Philip Sidney opens this first sonnet Loving in Truth by explaining his motivation for composing the sonnet sequence. He believes that if his beloved were to read the sonnets, she would eventually return his affection. He argues that her pleasure in his pain would cause her to read his sonnets, and her reading of the sonnets would allow her to know the extent of his affection, which might make her pity the author’s situation-and this pity may transform into grace and love.
The author also describes the difficulties he faces in composing the sonnet sequence ( a collection of sonnets). He has struggled hard to express the pain and misery of his emotions and has tried to look at other poets’ works in order to gain inspiration. Still, he has been unsuccessful. Finally, the author has realized that the only way to fully express his love for Stella in his poetry is to write from his heart.

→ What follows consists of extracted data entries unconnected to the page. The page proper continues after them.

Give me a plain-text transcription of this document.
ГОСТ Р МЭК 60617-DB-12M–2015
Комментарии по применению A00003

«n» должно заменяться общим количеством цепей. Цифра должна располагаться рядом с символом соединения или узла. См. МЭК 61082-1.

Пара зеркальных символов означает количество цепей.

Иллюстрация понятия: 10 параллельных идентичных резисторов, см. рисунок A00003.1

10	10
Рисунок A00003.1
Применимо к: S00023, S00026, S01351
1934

The central theme of this sonnet is love. Here the poet argues to find inspiration for his verse to please his ladylove Stella. The poet seeks to show her the depth of his love through his poetry, written in her praise. In order to express this, he is searching for an appropriate picture of his deep pang of love. But his frantic search for his inspiration from other poets and from other devices’ proves to be in vain. Finally, he realizes the secret of his poetic inspiration which lies in his heart, and in no sophisticated invention or labored imitation, and the port should write the poem by utilizing the feelings that spring from his heart.
This sonnet Loving in Truth is taken from Astrophel and Stella, a sonnet sequence.
In English sonnets, Iambic pentameter is a normal meter. But here Sidney followed lambic hexameter as his meter in the sonnet. The rhyme scheme is ab ab ab ab cd cd ee.